A la mémoire de Yohanan Cohen-Yashar (Jean-Georges KAHN) ז"ל
Juda Loew ben Bezalel (1512 ou 1520-169) dit le Maharal (acrostiche hébreu pour Moreinou Ha-Rav Loew) est un rabbin talmudiste, kabbaliste et philosophe qui vécut l’essentiel de sa vie à Prague. Il rédigea plus d’une dizaine d’ouvrages parmi lesquels le Derekh Hayyim,qui est un commentaire du traité de la Mishnah (1er siècle) intitulé Pirqei Avoth ( Traité des Pères ou Traité des Principes). Ce Traité des Principes contient l’enseignement des rabbins de l’Antiquité concernant le domaine de l’éthique .
Nous examinerons ici la manière dont le Maharal a commenté deux énoncés rabbiniques dont le sens peut, à première vue, paraître étrange.
Le premier enseignement est le suivant :
"Rabbi Dossah ben Hyrkanos a enseigné : Le sommeil du matin, le vin de midi, la conversation des enfants, la fréquentation des lieu de réunion des ignorants expulsent l’homme du monde" (Avoth 3:14) ?
On peut légitimement s'étonner du contraste entre la sanction, la peine de mort, et les quatre conduites mentionnées. Pourtant le Maharal acquiesce à ces paroles de R. Dossa : il nous dit que ces quatre façons d'agir sont toutes des manières de se détourner complètement de la Torah et de se tourner vers des chose vides qui n'ont aucune consistance. C'est pourquoi , ces activité "expulsent l'homme du monde" selon le jugement de celui qui écarte de lui les paroles de la Torah. Car toutes ces actions ne sont qu'une poursuite de choses corporelles, qui sont éloignés de la Torah, c'est pourquoi elles conduisent l'homme hors du monde. Car la Torah est le principe de vie pour l'homme. Lorsque l'homme se tourne vers des choses de cet ordre , il se sépare de la vie.

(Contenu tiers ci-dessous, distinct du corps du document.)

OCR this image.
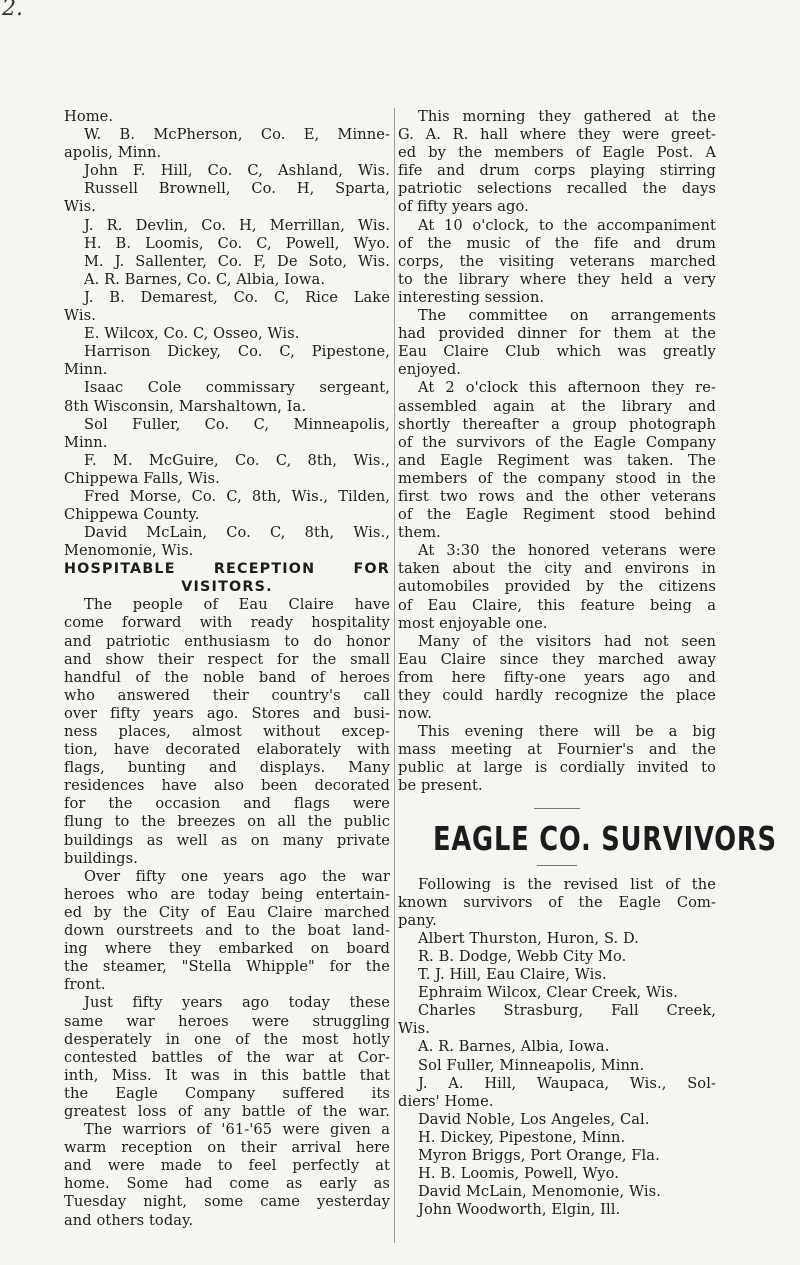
2.
Home.
W. B. McPherson, Co. E, Minne-
apolis, Minn.
John F. Hill, Co. C, Ashland, Wis.
Russell Brownell, Co. H, Sparta,
Wis.
J. R. Devlin, Co. H, Merrillan, Wis.
H. B. Loomis, Co. C, Powell, Wyo.
M. J. Sallenter, Co. F, De Soto, Wis.
A. R. Barnes, Co. C, Albia, Iowa.
J. B. Demarest, Co. C, Rice Lake
Wis.
E. Wilcox, Co. C, Osseo, Wis.
Harrison Dickey, Co. C, Pipestone,
Minn.
Isaac Cole commissary sergeant,
8th Wisconsin, Marshaltown, Ia.
Sol Fuller, Co. C, Minneapolis,
Minn.
F. M. McGuire, Co. C, 8th, Wis.,
Chippewa Falls, Wis.
Fred Morse, Co. C, 8th, Wis., Tilden,
Chippewa County.
David McLain, Co. C, 8th, Wis.,
Menomonie, Wis.
HOSPITABLE RECEPTION FOR
VISITORS.
The people of Eau Claire have
come forward with ready hospitality
and patriotic enthusiasm to do honor
and show their respect for the small
handful of the noble band of heroes
who answered their country's call
over fifty years ago. Stores and busi-
ness places, almost without excep-
tion, have decorated elaborately with
flags, bunting and displays. Many
residences have also been decorated
for the occasion and flags were
flung to the breezes on all the public
buildings as well as on many private
buildings.
Over fifty one years ago the war
heroes who are today being entertain-
ed by the City of Eau Claire marched
down ourstreets and to the boat land-
ing where they embarked on board
the steamer, "Stella Whipple" for the
front.
Just fifty years ago today these
same war heroes were struggling
desperately in one of the most hotly
contested battles of the war at Cor-
inth, Miss. It was in this battle that
the Eagle Company suffered its
greatest loss of any battle of the war.
The warriors of '61-'65 were given a
warm reception on their arrival here
and were made to feel perfectly at
home. Some had come as early as
Tuesday night, some came yesterday
and others today.
This morning they gathered at the
G. A. R. hall where they were greet-
ed by the members of Eagle Post. A
fife and drum corps playing stirring
patriotic selections recalled the days
of fifty years ago.
At 10 o'clock, to the accompaniment
of the music of the fife and drum
corps, the visiting veterans marched
to the library where they held a very
interesting session.
The committee on arrangements
had provided dinner for them at the
Eau Claire Club which was greatly
enjoyed.
At 2 o'clock this afternoon they re-
assembled again at the library and
shortly thereafter a group photograph
of the survivors of the Eagle Company
and Eagle Regiment was taken. The
members of the company stood in the
first two rows and the other veterans
of the Eagle Regiment stood behind
them.
At 3:30 the honored veterans were
taken about the city and environs in
automobiles provided by the citizens
of Eau Claire, this feature being a
most enjoyable one.
Many of the visitors had not seen
Eau Claire since they marched away
from here fifty-one years ago and
they could hardly recognize the place
now.
This evening there will be a big
mass meeting at Fournier's and the
public at large is cordially invited to
be present.
EAGLE CO. SURVIVORS
Following is the revised list of the
known survivors of the Eagle Com-
pany.
Albert Thurston, Huron, S. D.
R. B. Dodge, Webb City Mo.
T. J. Hill, Eau Claire, Wis.
Ephraim Wilcox, Clear Creek, Wis.
Charles Strasburg, Fall Creek,
Wis.
A. R. Barnes, Albia, Iowa.
Sol Fuller, Minneapolis, Minn.
J. A. Hill, Waupaca, Wis., Sol-
diers' Home.
David Noble, Los Angeles, Cal.
H. Dickey, Pipestone, Minn.
Myron Briggs, Port Orange, Fla.
H. B. Loomis, Powell, Wyo.
David McLain, Menomonie, Wis.
John Woodworth, Elgin, Ill.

Le Maharal va à présent démontrer son assertion en détail. Pour atteindre cette fin, il rappelle au préalable la conception qu'il se fait de l'homme.

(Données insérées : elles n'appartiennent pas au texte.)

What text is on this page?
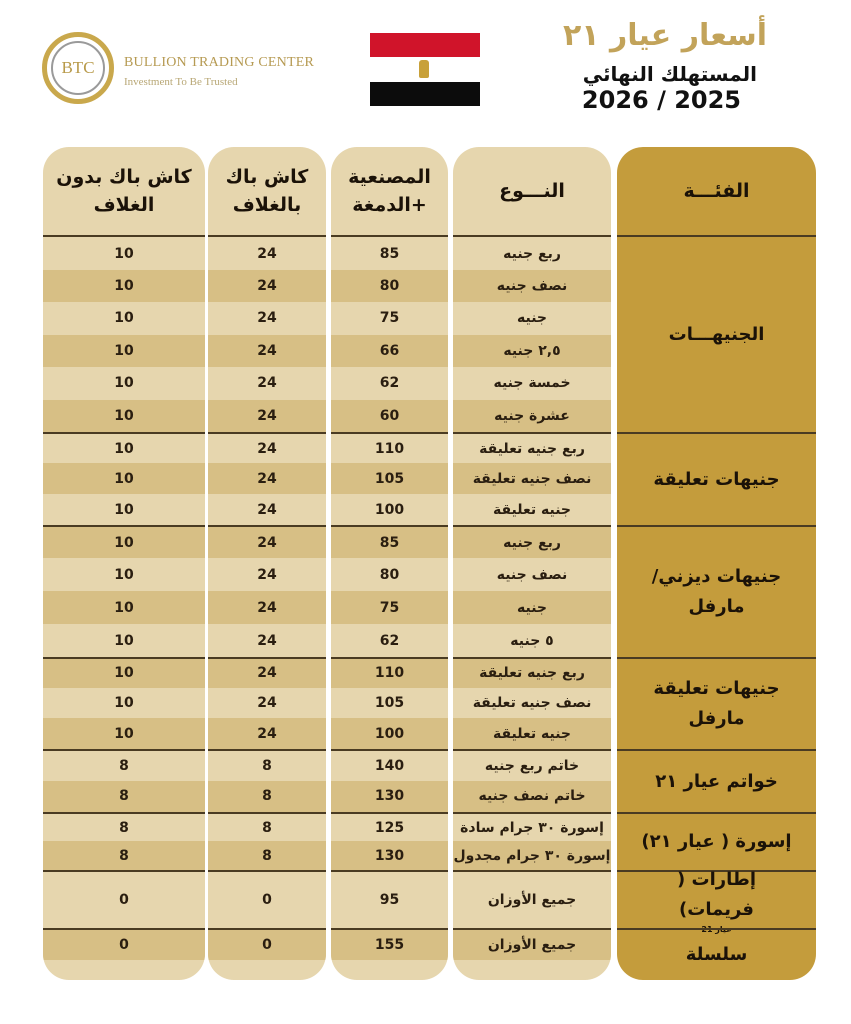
BTC BULLION TRADING CENTER
Investment To Be Trusted
أسعار عيار ٢١
المستهلك النهائي
2026 / 2025
كاش باك بدون الغلاف
10
10
10
10
10
10
10
10
10
10
10
10
10
10
10
10
8
8
8
8
0
0
كاش باك بالغلاف
24
24
24
24
24
24
24
24
24
24
24
24
24
24
24
24
8
8
8
8
0
0
المصنعية +الدمغة
85
80
75
66
62
60
110
105
100
85
80
75
62
110
105
100
140
130
125
130
95
155
النـــوع
ربع جنيه
نصف جنيه
جنيه
٢,٥ جنيه
خمسة جنيه
عشرة جنيه
ربع جنيه تعليقة
نصف جنيه تعليقة
جنيه تعليقة
ربع جنيه
نصف جنيه
جنيه
٥ جنيه
ربع جنيه تعليقة
نصف جنيه تعليقة
جنيه تعليقة
خاتم ربع جنيه
خاتم نصف جنيه
إسورة ٣٠ جرام سادة
إسورة ٣٠ جرام مجدول
جميع الأوزان
جميع الأوزان
الفئـــة
الجنيهـــات
جنيهات تعليقة
جنيهات ديزني/ مارفل
جنيهات تعليقة مارفل
خواتم عيار ٢١
إسورة ( عيار ٢١)
إطارات ( فريمات)
عيار 21
سلسلة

La personne humaine comprend pour lui trois dimensions :
- la dimension corporelle,
- la dimension des forces de l'âme,
- la dimension intellectuelle.
Ces trois dimensions constituent la vie de l'homme et son existence dans le monde. Par conséquent, si l'homme ne se comporte pas en ces trois dimensions comme il convient, il ne se maintiendra pas dans le monde et annulera son existence.
Le Maharal ajoute que ces trois dimensions sont celles de l'homme considéré comme un individu, mais l'homme n'est jamais isolé dans le monde, son existence est toujours collective. Aussi son rapport à la société est-il la quatrième dimension de l'existence humaine.

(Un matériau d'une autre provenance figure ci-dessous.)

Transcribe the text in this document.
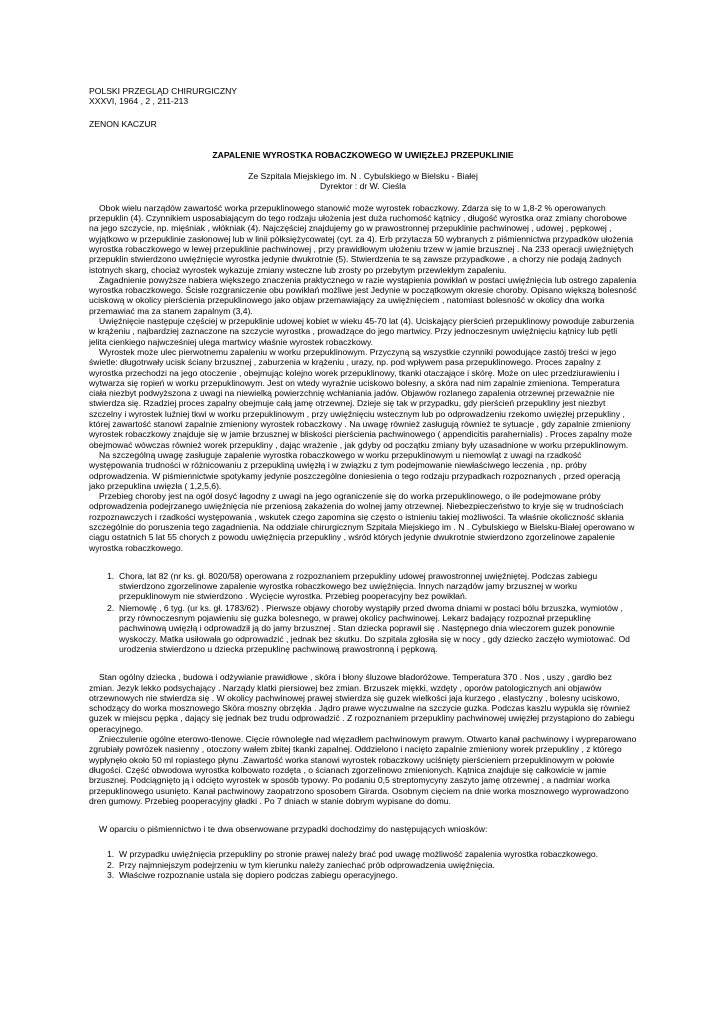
POLSKI PRZEGLĄD CHIRURGICZNY

XXXVI, 1964 , 2 , 211-213

ZENON KACZUR

ZAPALENIE WYROSTKA ROBACZKOWEGO W UWIĘZŁEJ PRZEPUKLINIE

Ze Szpitala Miejskiego im. N . Cybulskiego w Bielsku - Białej

Dyrektor : dr W. Cieśla

Obok wielu narządów zawartość worka przepuklinowego stanowić może wyrostek robaczkowy. Zdarza się to w 1,8-2 % operowanych przepuklin (4). Czynnikiem usposabiającym do tego rodzaju ułożenia jest duża ruchomość kątnicy , długość wyrostka oraz zmiany chorobowe na jego szczycie, np. mięśniak , włókniak (4). Najczęściej znajdujemy go w prawostronnej przepuklinie pachwinowej , udowej , pępkowej , wyjątkowo w przepuklinie zasłonowej lub w linii półksiężycowatej (cyt. za 4). Erb przytacza 50 wybranych z piśmiennictwa przypadków ułożenia wyrostka robaczkowego w lewej przepuklinie pachwinowej , przy prawidłowym ułożeniu trzew w jamie brzusznej . Na 233 operacji uwięźniętych przepuklin stwierdzono uwięźnięcie wyrostka jedynie dwukrotnie (5). Stwierdzenia te są zawsze przypadkowe , a chorzy nie podają żadnych istotnych skarg, chociaż wyrostek wykazuje zmiany wsteczne lub zrosty po przebytym przewlekłym zapaleniu.

Zagadnienie powyższe nabiera większego znaczenia praktycznego w razie wystąpienia powikłań w postaci uwięźnięcia lub ostrego zapalenia wyrostka robaczkowego. Ścisłe rozgraniczenie obu powikłań możliwe jest Jedynie w początkowym okresie choroby. Opisano większą bolesność uciskową w okolicy pierścienia przepuklinowego jako objaw przemawiający za uwięźnięciem , natomiast bolesność w okolicy dna worka przemawiać ma za stanem zapalnym (3,4).

Uwięźnięcie następuje częściej w przepuklinie udowej kobiet w wieku 45-70 lat (4). Uciskający pierścień przepuklinowy powoduje zaburzenia w krążeniu , najbardziej zaznaczone na szczycie wyrostka , prowadzące do jego martwicy. Przy jednoczesnym uwięźnięciu kątnicy lub pętli jelita cienkiego najwcześniej ulega martwicy właśnie wyrostek robaczkowy.

Wyrostek może ulec pierwotnemu zapaleniu w worku przepuklinowym. Przyczyną są wszystkie czynniki powodujące zastój treści w jego świetle: długotrwały ucisk ściany brzusznej , zaburzenia w krążeniu , urazy, np. pod wpływem pasa przepuklinowego. Proces zapalny z wyrostka przechodzi na jego otoczenie , obejmując kolejno worek przepuklinowy, tkanki otaczające i skórę. Może on ulec przedziurawieniu i wytwarza się ropień w worku przepuklinowym. Jest on wtedy wyraźnie uciskowo bolesny, a skóra nad nim zapalnie zmieniona. Temperatura ciała niezbyt podwyższona z uwagi na niewielką powierzchnię wchłaniania jadów. Objawów rozlanego zapalenia otrzewnej przeważnie nie stwierdza się. Rzadziej proces zapalny obejmuje całą jamę otrzewnej. Dzieje się tak w przypadku, gdy pierścień przepukliny jest niezbyt szczelny i wyrostek luźniej tkwi w worku przepuklinowym , przy uwięźnięciu wstecznym lub po odprowadzeniu rzekomo uwięzłej przepukliny , której zawartość stanowi zapalnie zmieniony wyrostek robaczkowy . Na uwagę również zasługują również te sytuacje , gdy zapalnie zmieniony wyrostek robaczkowy znajduje się w jamie brzusznej w bliskości pierścienia pachwinowego ( appendicitis parahernialis) . Proces zapalny może obejmować wówczas również worek przepukliny , dając wrażenie , jak gdyby od początku zmiany były uzasadnione w worku przepuklinowym.

Na szczególną uwagę zasługuje zapalenie wyrostka robaczkowego w worku przepuklinowym u niemowląt z uwagi na rzadkość występowania trudności w różnicowaniu z przepukliną uwięzłą i w związku z tym podejmowanie niewłaściwego leczenia , np. próby odprowadzenia. W piśmiennictwie spotykamy jedynie poszczególne doniesienia o tego rodzaju przypadkach rozpoznanych , przed operacją jako przepuklina uwięzła ( 1,2,5,6).

Przebieg choroby jest na ogół dosyć łagodny z uwagi na jego ograniczenie się do worka przepuklinowego, o ile podejmowane próby odprowadzenia podejrzanego uwięźnięcia nie przeniosą zakażenia do wolnej jamy otrzewnej. Niebezpieczeństwo to kryje się w trudnościach rozpoznawczych i rzadkości występowania , wskutek czego zapomina się często o istnieniu takiej możliwości. Ta właśnie okoliczność skłania szczególnie do poruszenia tego zagadnienia. Na oddziale chirurgicznym Szpitala Miejskiego im . N . Cybulskiego w Bielsku-Białej operowano w ciągu ostatnich 5 lat 55 chorych z powodu uwięźnięcia przepukliny , wśród których jedynie dwukrotnie stwierdzono zgorzelinowe zapalenie wyrostka robaczkowego.

1. Chora, lat 82 (nr ks. gł. 8020/58) operowana z rozpoznaniem przepukliny udowej prawostronnej uwięźniętej. Podczas zabiegu stwierdzono zgorzelinowe zapalenie wyrostka robaczkowego bez uwięźnięcia. Innych narządów jamy brzusznej w worku przepuklinowym nie stwierdzono . Wycięcie wyrostka. Przebieg pooperacyjny bez powikłań.
2. Niemowlę , 6 tyg. (ur ks. gł. 1783/62) . Pierwsze objawy choroby wystąpiły przed dwoma dniami w postaci bólu brzuszka, wymiotów , przy równoczesnym pojawieniu się guzka bolesnego, w prawej okolicy pachwinowej. Lekarz badający rozpoznał przepuklinę pachwinową uwięzłą i odprowadził ją do jamy brzusznej . Stan dziecka poprawił się . Następnego dnia wieczorem guzek ponownie wyskoczy. Matka usiłowała go odprowadzić , jednak bez skutku. Do szpitala zgłosiła się w nocy , gdy dziecko zaczęło wymiotować. Od urodzenia stwierdzono u dziecka przepuklinę pachwinową prawostronną i pępkową.

Stan ogólny dziecka , budowa i odżywianie prawidłowe , skóra i błony śluzowe bladoróżowe. Temperatura 370 . Nos , uszy , gardło bez zmian. Jezyk lekko podsychający . Narządy klatki piersiowej bez zmian. Brzuszek miękki, wzdęty , oporów patologicznych ani objawów otrzewnowych nie stwierdza się . W okolicy pachwinowej prawej stwierdza się guzek wielkości jaja kurzego , elastyczny , bolesny uciskowo, schodzący do worka mosznowego Skóra moszny obrzękła . Jądro prawe wyczuwalne na szczycie guzka. Podczas kaszlu wypukla się również guzek w miejscu pępka , dający się jednak bez trudu odprowadzić . Z rozpoznaniem przepukliny pachwinowej uwięzłej przystąpiono do zabiegu operacyjnego.

Znieczulenie ogólne eterowo-tlenowe. Cięcie równoległe nad więzadłem pachwinowym prawym. Otwarto kanał pachwinowy i wypreparowano zgrubiały powrózek nasienny , otoczony wałem zbitej tkanki zapalnej. Oddzielono i nacięto zapalnie zmieniony worek przepukliny , z którego wypłynęło około 50 ml ropiastego płynu .Zawartość worka stanowi wyrostek robaczkowy uciśnięty pierścieniem przepuklinowym w połowie długości. Część obwodowa wyrostka kolbowato rozdęta , o ścianach zgorzelinowo zmienionych. Kątnica znajduje się całkowicie w jamie brzusznej. Podciągnięto ją i odcięto wyrostek w sposób typowy. Po podaniu 0,5 streptomycyny zaszyto jamę otrzewnej , a nadmiar worka przepuklinowego usunięto. Kanał pachwinowy zaopatrzono sposobem Girarda. Osobnym cięciem na dnie worka mosznowego wyprowadzono dren gumowy. Przebieg pooperacyjny gładki . Po 7 dniach w stanie dobrym wypisane do domu.

W oparciu o piśmiennictwo i te dwa obserwowane przypadki dochodzimy do następujących wniosków:

1. W przypadku uwięźnięcia przepukliny po stronie prawej należy brać pod uwagę możliwość zapalenia wyrostka robaczkowego.
2. Przy najmniejszym podejrzeniu w tym kierunku należy zaniechać prób odprowadzenia uwięźnięcia.
3. Właściwe rozpoznanie ustala się dopiero podczas zabiegu operacyjnego.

Muni de ce savoir anthropologique , le Maharal va maintenant en venir à 'explication des paroles de R. Dossah ben Hyrcanos :
C'est ainsi que le sommeil du matin incline trop l'homme en direction du corps. Et un tel penchant amène l'homme à sortir du monde. Par une telle attitude, en effet, il est entièrement à son corps. Et par cela, l'homme incline vers le non-être et en raison de ceci, il sort du monde par un de ses composants et son existence en est annulée. Sans aucun doute, le sommeil est le non-être de l'homme comme les Sages ont dit : "le sommeil est un soixantième de la mort" (4) Lorsqu'il incline vers ce sommeil qui est véritablement le sommeil, c'est comme le non-être et le sommeil ; Toutes ses facultés psychologiques sont en état de veille et il ne reste de l'homme que le corps . C'est pourquoi le sommeil du matin est spécialement doux, toutes ses facultés sont vraiment hors d'usage ,et il ne demeure pour l'homme que le corps.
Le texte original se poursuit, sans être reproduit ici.